Boxing clever: SK Telecom’s ‘differentiated’ online shop for Amazon products

  • Another way to identify new digital businesses for DSPs
  • Best accomplished if you drop the ‘ownership’ imperative
  • SK Telecom offers an  example of advanced DSP deal-making logic

South Korea’s biggest mobile operator has just inked a deal with Amazon. “Big deal,” I hear you mutter. “Is there a big telco anywhere that doesn’t have a deal/relationship/partnership with Bezos’s outfit, including SK Telecom already?" 

But this one doesn’t directly involve Amazon Web Services (AWS). This is with Amazon, the purveyor of cardboard boxes, and it’s a good example of advanced Digital Service Provider (DSP) deal-making logic.

Amazon is going to sell its box products through SK Telecom’s existing e-commerce shopping site, 11st, with the aim of delivering a "differentiated shopping experience" for Korean online shoppers, says SKT.  Strip out the retail jargon and you have a tactical move that, if successful, will see SKT developing yet another revenue stream by partnering with an external company. And SKT’s contribution has very little to do with telecoms.  It has a lot to do with understanding Korean customers

The goal is to ferret out synergies with Amazon, already the world’s leading online retailer, and in this case build an online retail business that, says SK Telecom, will provide another way for Koreans to shop for Amazon products. It’s about presenting the Amazon product range without the Amazon shopping interface. 
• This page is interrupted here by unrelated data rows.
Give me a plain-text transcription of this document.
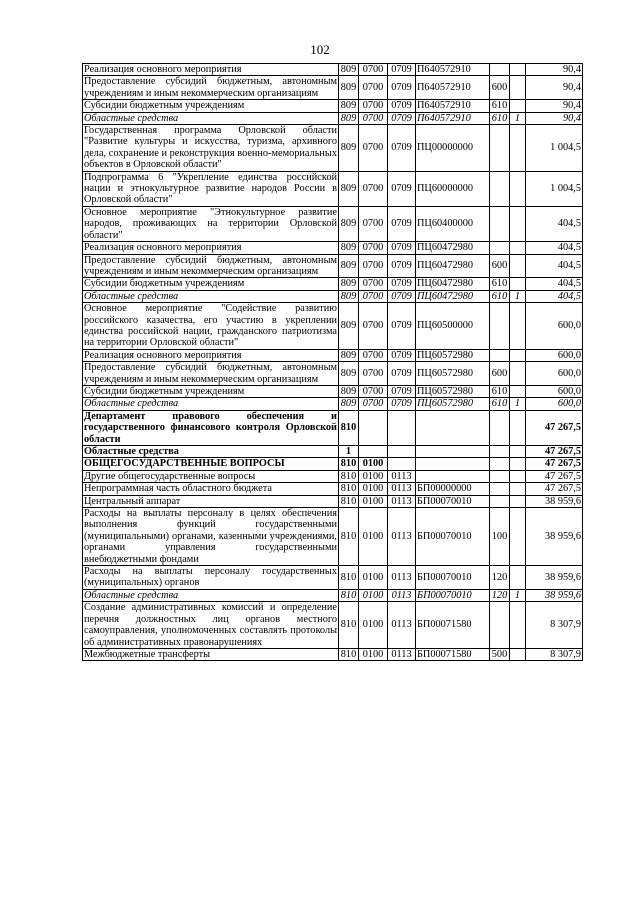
102
Реализация основного мероприятия	809	0700	0709	П640572910			90,4
Предоставление субсидий бюджетным, автономным учреждениям и иным некоммерческим организациям	809	0700	0709	П640572910	600		90,4
Субсидии бюджетным учреждениям	809	0700	0709	П640572910	610		90,4
Областные средства	809	0700	0709	П640572910	610	1	90,4
Государственная программа Орловской области "Развитие культуры и искусства, туризма, архивного дела, сохранение и реконструкция военно-мемориальных объектов в Орловской области"	809	0700	0709	ПЦ00000000			1 004,5
Подпрограмма 6 "Укрепление единства российской нации и этнокультурное развитие народов России в Орловской области"	809	0700	0709	ПЦ60000000			1 004,5
Основное мероприятие "Этнокультурное развитие народов, проживающих на территории Орловской области"	809	0700	0709	ПЦ60400000			404,5
Реализация основного мероприятия	809	0700	0709	ПЦ60472980			404,5
Предоставление субсидий бюджетным, автономным учреждениям и иным некоммерческим организациям	809	0700	0709	ПЦ60472980	600		404,5
Субсидии бюджетным учреждениям	809	0700	0709	ПЦ60472980	610		404,5
Областные средства	809	0700	0709	ПЦ60472980	610	1	404,5
Основное мероприятие "Содействие развитию российского казачества, его участию в укреплении единства российской нации, гражданского патриотизма на территории Орловской области"	809	0700	0709	ПЦ60500000			600,0
Реализация основного мероприятия	809	0700	0709	ПЦ60572980			600,0
Предоставление субсидий бюджетным, автономным учреждениям и иным некоммерческим организациям	809	0700	0709	ПЦ60572980	600		600,0
Субсидии бюджетным учреждениям	809	0700	0709	ПЦ60572980	610		600,0
Областные средства	809	0700	0709	ПЦ60572980	610	1	600,0
Департамент правового обеспечения и государственного финансового контроля Орловской области	810						47 267,5
Областные средства	1						47 267,5
ОБЩЕГОСУДАРСТВЕННЫЕ ВОПРОСЫ	810	0100					47 267,5
Другие общегосударственные вопросы	810	0100	0113				47 267,5
Непрограммная часть областного бюджета	810	0100	0113	БП00000000			47 267,5
Центральный аппарат	810	0100	0113	БП00070010			38 959,6
Расходы на выплаты персоналу в целях обеспечения выполнения функций государственными (муниципальными) органами, казенными учреждениями, органами управления государственными внебюджетными фондами	810	0100	0113	БП00070010	100		38 959,6
Расходы на выплаты персоналу государственных (муниципальных) органов	810	0100	0113	БП00070010	120		38 959,6
Областные средства	810	0100	0113	БП00070010	120	1	38 959,6
Создание административных комиссий и определение перечня должностных лиц органов местного самоуправления, уполномоченных составлять протоколы об административных правонарушениях	810	0100	0113	БП00071580			8 307,9
Межбюджетные трансферты	810	0100	0113	БП00071580	500		8 307,9
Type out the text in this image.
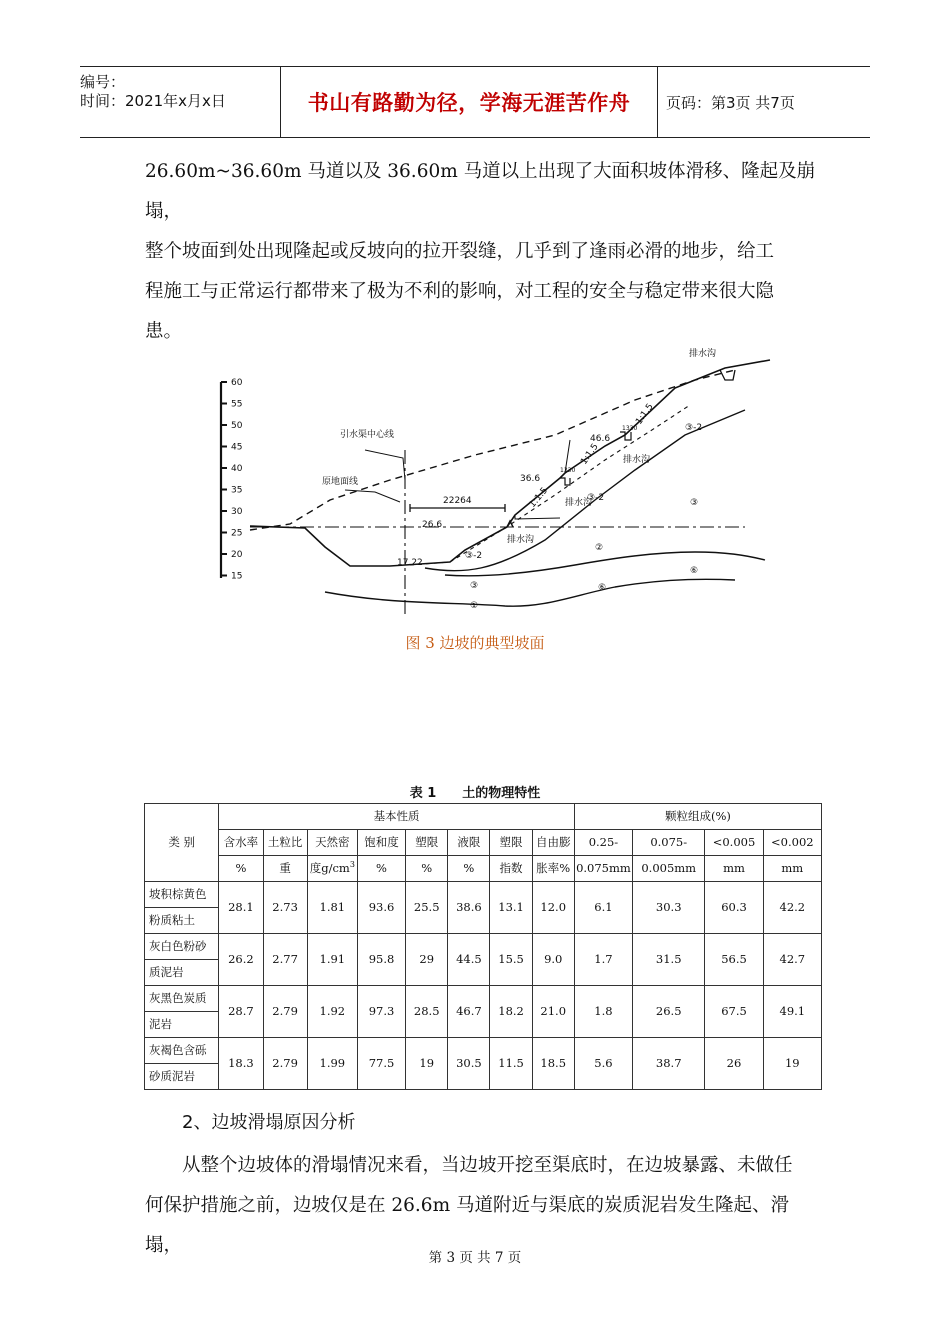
编号：
时间：2021年x月x日	书山有路勤为径，学海无涯苦作舟	页码：第3页 共7页

26.60m~36.60m 马道以及 36.60m 马道以上出现了大面积坡体滑移、隆起及崩塌，

整个坡面到处出现隆起或反坡向的拉开裂缝，几乎到了逢雨必滑的地步，给工

程施工与正常运行都带来了极为不利的影响，对工程的安全与稳定带来很大隐

患。

60
55
50
45
40
35
30
25
20
15
排水沟
排水沟
排水沟
排水沟
引水渠中心线
原地面线
22264
46.6
1330
36.6
1330
26.6
17.22
1:1.5
1:1.5
1:1.5
③-2
③-2
③-2
③
③
②
⑥
⑥
①
图 3 边坡的典型坡面
表 1 土的物理特性
类 别	基本性质								颗粒组成(%)			
	含水率	土粒比	天然密	饱和度	塑限	液限	塑限	自由膨	0.25-	0.075-	<0.005	<0.002
	%	重	度$g/cm^3$	%	%	%	指数	胀率%	0.075mm	0.005mm	mm	mm
坡积棕黄色	28.1	2.73	1.81	93.6	25.5	38.6	13.1	12.0	6.1	30.3	60.3	42.2
粉质粘土												
灰白色粉砂	26.2	2.77	1.91	95.8	29	44.5	15.5	9.0	1.7	31.5	56.5	42.7
质泥岩												
灰黑色炭质	28.7	2.79	1.92	97.3	28.5	46.7	18.2	21.0	1.8	26.5	67.5	49.1
泥岩												
灰褐色含砾	18.3	2.79	1.99	77.5	19	30.5	11.5	18.5	5.6	38.7	26	19
砂质泥岩												
2、边坡滑塌原因分析

从整个边坡体的滑塌情况来看，当边坡开挖至渠底时，在边坡暴露、未做任

何保护措施之前，边坡仅是在 26.6m 马道附近与渠底的炭质泥岩发生隆起、滑塌，

第 3 页 共 7 页
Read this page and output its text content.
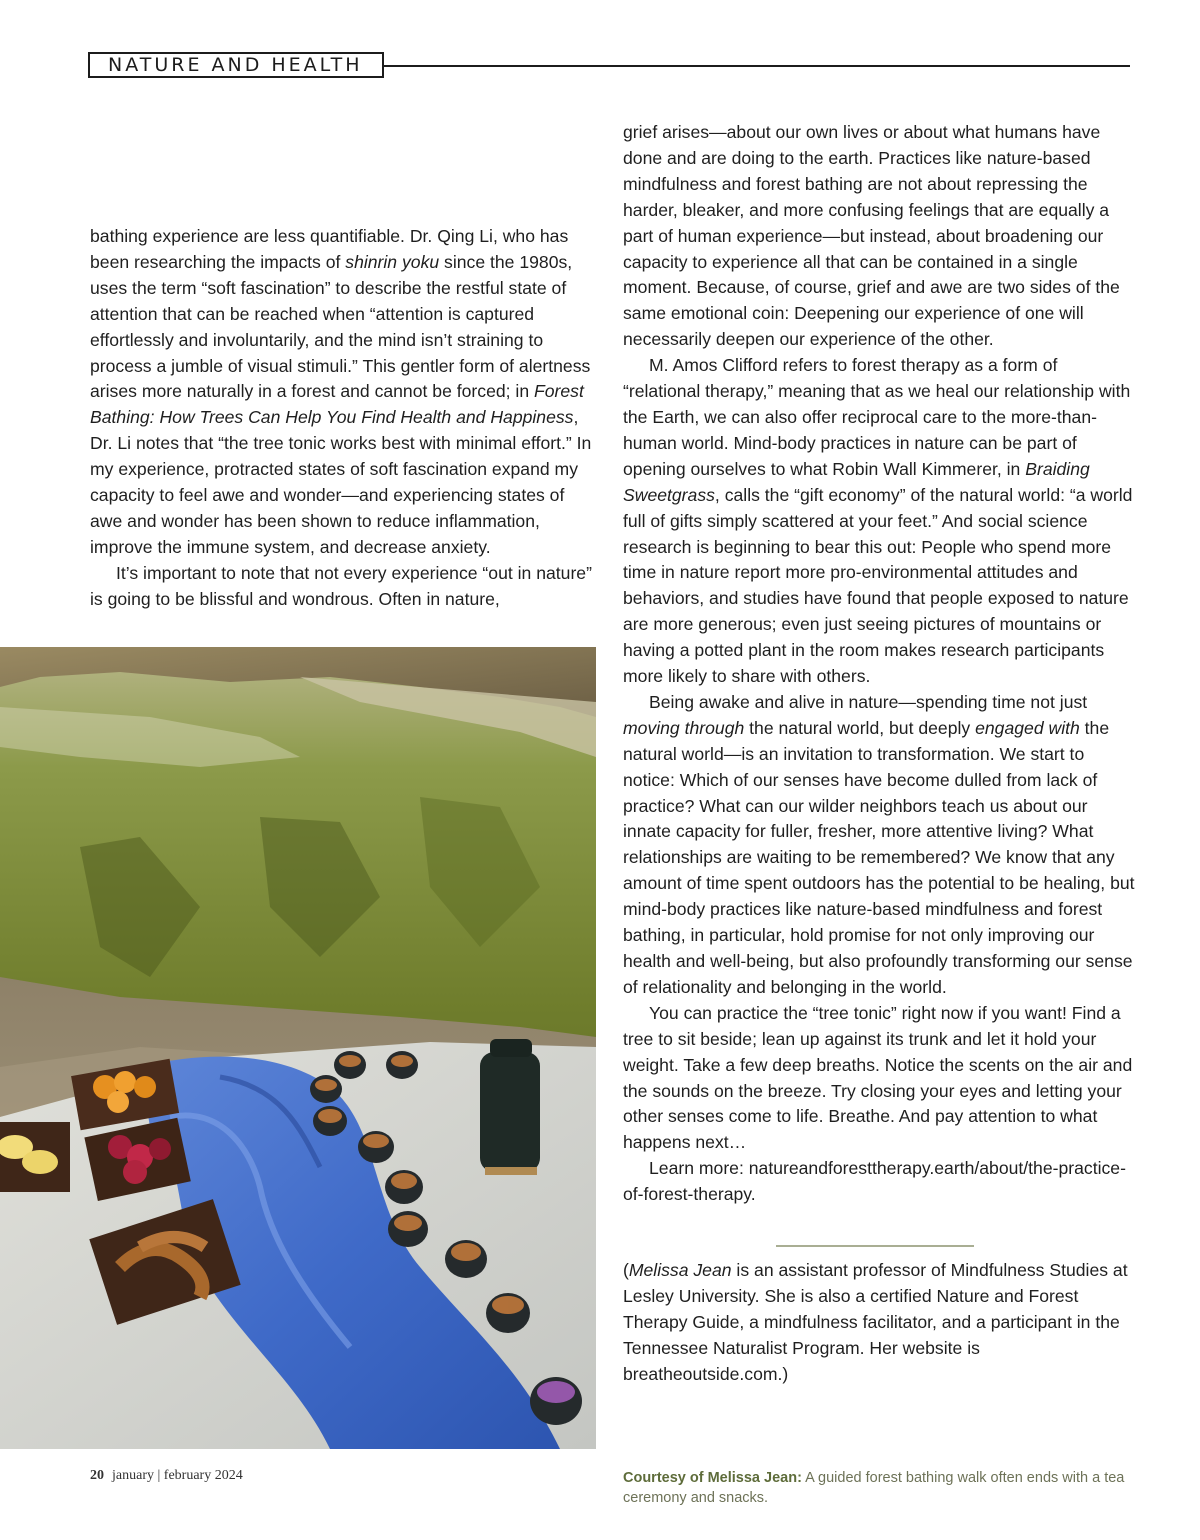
NATURE AND HEALTH

bathing experience are less quantifiable. Dr. Qing Li, who has been researching the impacts of shinrin yoku since the 1980s, uses the term “soft fascination” to describe the restful state of attention that can be reached when “attention is captured effortlessly and involuntarily, and the mind isn’t straining to process a jumble of visual stimuli.” This gentler form of alertness arises more naturally in a forest and cannot be forced; in Forest Bathing: How Trees Can Help You Find Health and Happiness, Dr. Li notes that “the tree tonic works best with minimal effort.” In my experience, protracted states of soft fascination expand my capacity to feel awe and wonder—and experiencing states of awe and wonder has been shown to reduce inflammation, improve the immune system, and decrease anxiety.

It’s important to note that not every experience “out in nature” is going to be blissful and wondrous. Often in nature,

grief arises—about our own lives or about what humans have done and are doing to the earth. Practices like nature-based mindfulness and forest bathing are not about repressing the harder, bleaker, and more confusing feelings that are equally a part of human experience—but instead, about broadening our capacity to experience all that can be contained in a single moment. Because, of course, grief and awe are two sides of the same emotional coin: Deepening our experience of one will necessarily deepen our experience of the other.

M. Amos Clifford refers to forest therapy as a form of “relational therapy,” meaning that as we heal our relationship with the Earth, we can also offer reciprocal care to the more-than-human world. Mind-body practices in nature can be part of opening ourselves to what Robin Wall Kimmerer, in Braiding Sweetgrass, calls the “gift economy” of the natural world: “a world full of gifts simply scattered at your feet.” And social science research is beginning to bear this out: People who spend more time in nature report more pro-environmental attitudes and behaviors, and studies have found that people exposed to nature are more generous; even just seeing pictures of mountains or having a potted plant in the room makes research participants more likely to share with others.

Being awake and alive in nature—spending time not just moving through the natural world, but deeply engaged with the natural world—is an invitation to transformation. We start to notice: Which of our senses have become dulled from lack of practice? What can our wilder neighbors teach us about our innate capacity for fuller, fresher, more attentive living? What relationships are waiting to be remembered? We know that any amount of time spent outdoors has the potential to be healing, but mind-body practices like nature-based mindfulness and forest bathing, in particular, hold promise for not only improving our health and well-being, but also profoundly transforming our sense of relationality and belonging in the world.

You can practice the “tree tonic” right now if you want! Find a tree to sit beside; lean up against its trunk and let it hold your weight. Take a few deep breaths. Notice the scents on the air and the sounds on the breeze. Try closing your eyes and letting your other senses come to life. Breathe. And pay attention to what happens next…

Learn more: natureandforesttherapy.earth/about/the-practice-of-forest-therapy.

(Melissa Jean is an assistant professor of Mindfulness Studies at Lesley University. She is also a certified Nature and Forest Therapy Guide, a mindfulness facilitator, and a participant in the Tennessee Naturalist Program. Her website is breatheoutside.com.)

Courtesy of Melissa Jean: A guided forest bathing walk often ends with a tea ceremony and snacks.
20 january | february 2024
11st is already one of Korea’s leading online retailers, so the 11st approach clearly works for Koreans - why not let Amazon use it as well? 

Ownership and financing: SKT said in a press release that “Amazon would have an investment right to acquire a minority interest in 11st through new preferred shares if certain conditions related to business performance or an IPO listing event are met." Details such as the amount of investment, any equity participation arrangement or the scope of cooperation were not disclosed.

This move is just the latest in a long list of moves into diverse areas. SKT has already put relationships into place with the likes of Microsoft and Uber and, of course, AWS for an edge and 5G joint project. 

The difference between SK Telecom’s DSP activities and other evolving DSPs is subtle but telling. Its approach owes much to the Korean ‘Chaebol’ model, a conglomerate structure which has come in for criticism recently within South Korea for its authoritarian family structure and tendency to engender corruption via the crossover of financial and political power. (Now, where else might that be happening?)

However, the Chaebol heritage is reflected in SKT’s preference for getting controlling interests in companies and then letting them run themselves (more or less) rather than the ‘must have full ownership’ approach of many companies in our space. This has the advantage of sharing downside risk, keeping key personnel in place (how often do mergers see the key employees and managers flee as soon as they have worked out their contracts?) and most importantly in the IT sector, enabling the sharing of technology and insights with the rest of the group.